For about 20 minutes, I was able to stop feeling sorry for myself and just enjoy being alive and experiencing this beautiful work of art in the form of a 3D scifi-comedy-horror. It was amazing.
I tried to make amazing stuff. I've tried posting a page of a illustrated story on another website every day/every other day... and then I stopped. I've tried video series... and then I stopped. I've tried game development... and then I stopped.
Never permanently. I'd always try again with a new project, or take a break between working on the projects, but I'd eventually stop before even the first chapter or season was done.
Just like my family, I'd give up, take the easy way out, and now I find myself stuck in a pity party. Just like my family, I look for other people or things like cartoons to give me some shot of dopamine and happiness - almost dependent on it. Oh no, audience, don't mistake my understanding for sympathy. Don't make the wrong assumption many others have made of me. This behaviour hurt me and likely others around them and I won't replicate their poison. I'll find a way out by learning to love myself.

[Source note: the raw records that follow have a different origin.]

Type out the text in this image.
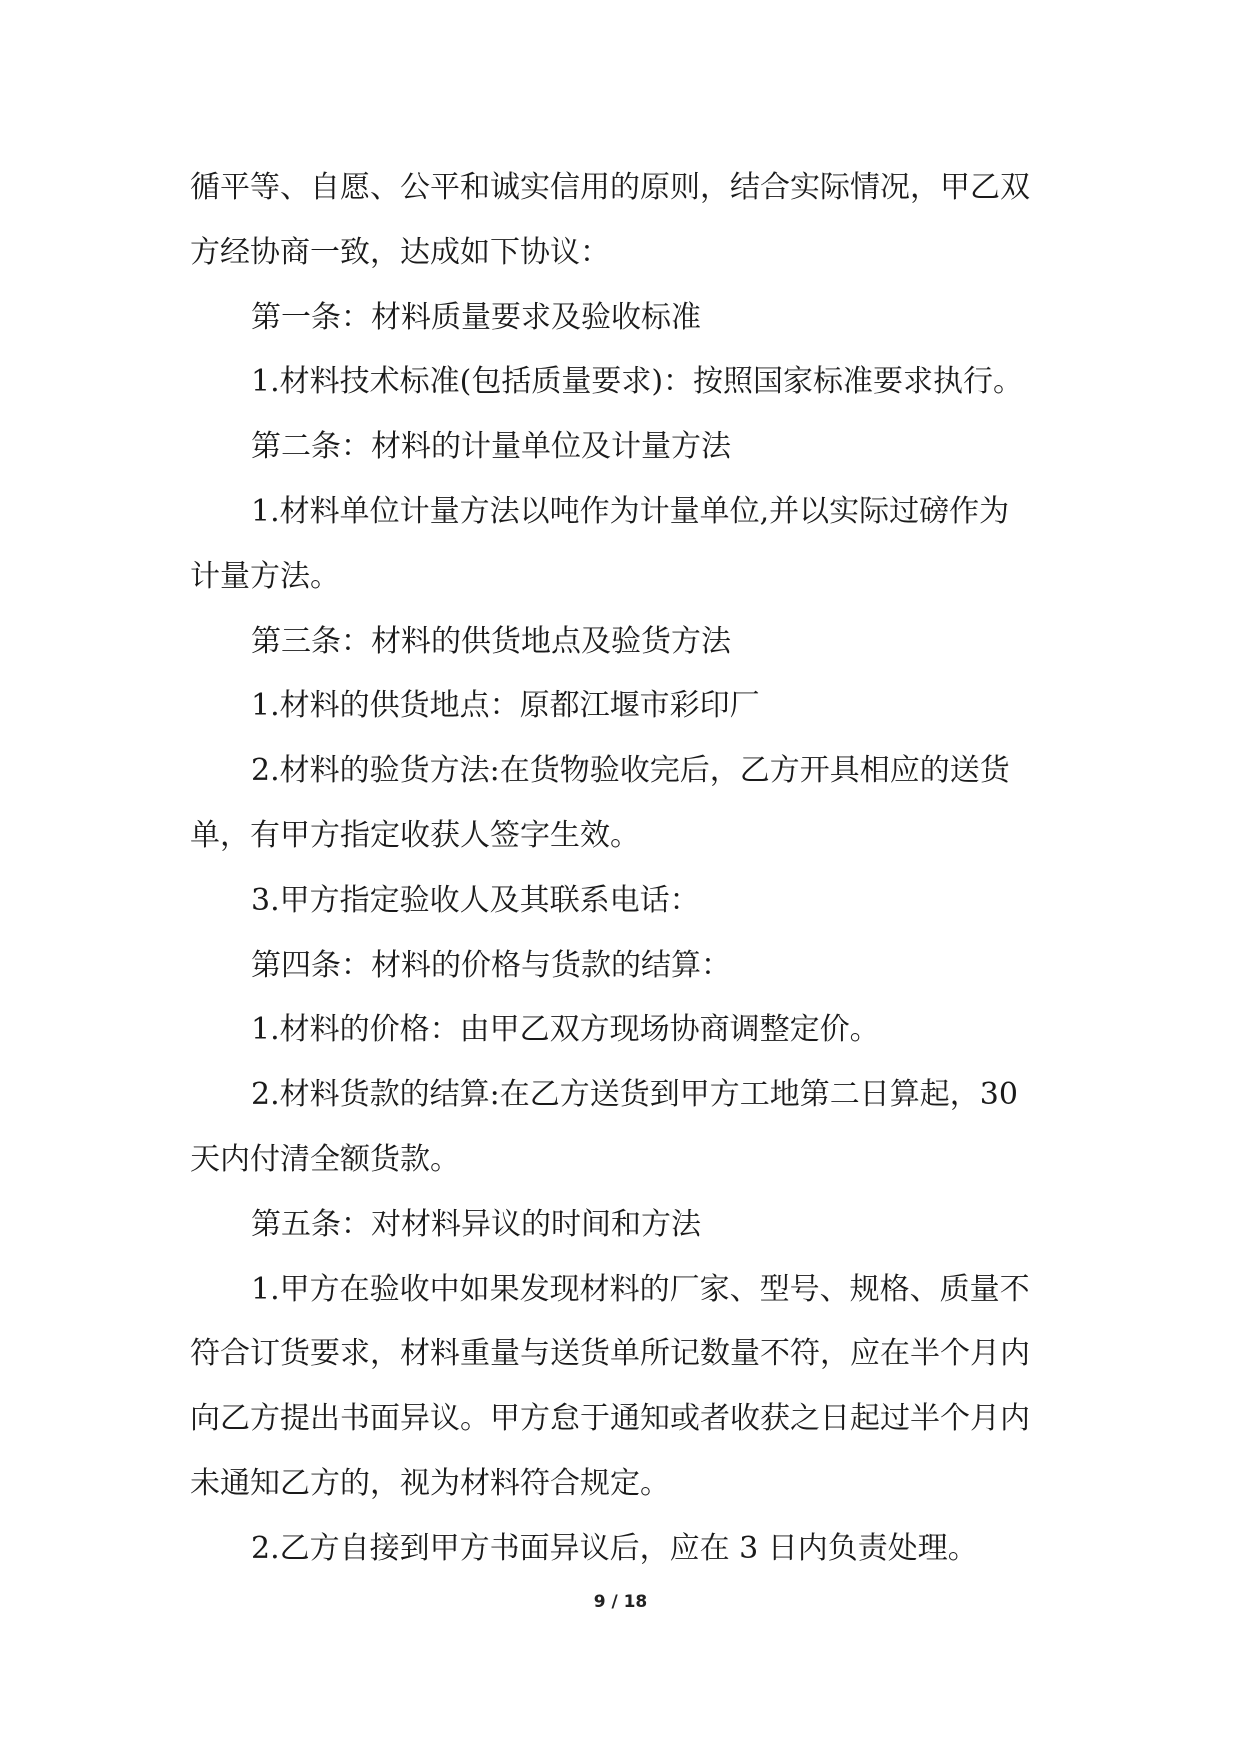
循平等、自愿、公平和诚实信用的原则，结合实际情况，甲乙双

方经协商一致，达成如下协议：

第一条：材料质量要求及验收标准

1.材料技术标准(包括质量要求)：按照国家标准要求执行。

第二条：材料的计量单位及计量方法

1.材料单位计量方法以吨作为计量单位,并以实际过磅作为

计量方法。

第三条：材料的供货地点及验货方法

1.材料的供货地点：原都江堰市彩印厂

2.材料的验货方法:在货物验收完后，乙方开具相应的送货

单，有甲方指定收获人签字生效。

3.甲方指定验收人及其联系电话：

第四条：材料的价格与货款的结算：

1.材料的价格：由甲乙双方现场协商调整定价。

2.材料货款的结算:在乙方送货到甲方工地第二日算起，30

天内付清全额货款。

第五条：对材料异议的时间和方法

1.甲方在验收中如果发现材料的厂家、型号、规格、质量不

符合订货要求，材料重量与送货单所记数量不符，应在半个月内

向乙方提出书面异议。甲方怠于通知或者收获之日起过半个月内

未通知乙方的，视为材料符合规定。

2.乙方自接到甲方书面异议后，应在 3 日内负责处理。

9 / 18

Recently another family member, one I'm good with, visited me. We were going to go out and have fun. We did that... after the topic of other family members came up. I believe I brought it up. I understand why I brought it up and he showed understanding, but I was super depressed after the visit and basically did what I did this morning. All filled with regret and swinging between giving myself compassion and critisisms. Sure I texted him an apology, but the idea that it's going to be a thing despairs me.
I'm going to make a commitement towards myself. For at least one hour a day, I'm going to commit to not feeling sorry for myself and the shitty hand I was dealt with. Let myself feel happy just like I did when watching Murder Drones. And then when the hours done and I want to feel all sad again, fine, but for that one hour, I'll do something that makes me feel happy to be alive.
If I can use my phone to time myself, that should help.
So, I finally tried leaving my abusive family members, again. I lost count of how many other attempts. Maybe recording my thoughts in a memoir will help. There's always so much that's left unsaid.
Names and places have been changed. Discretion is advised.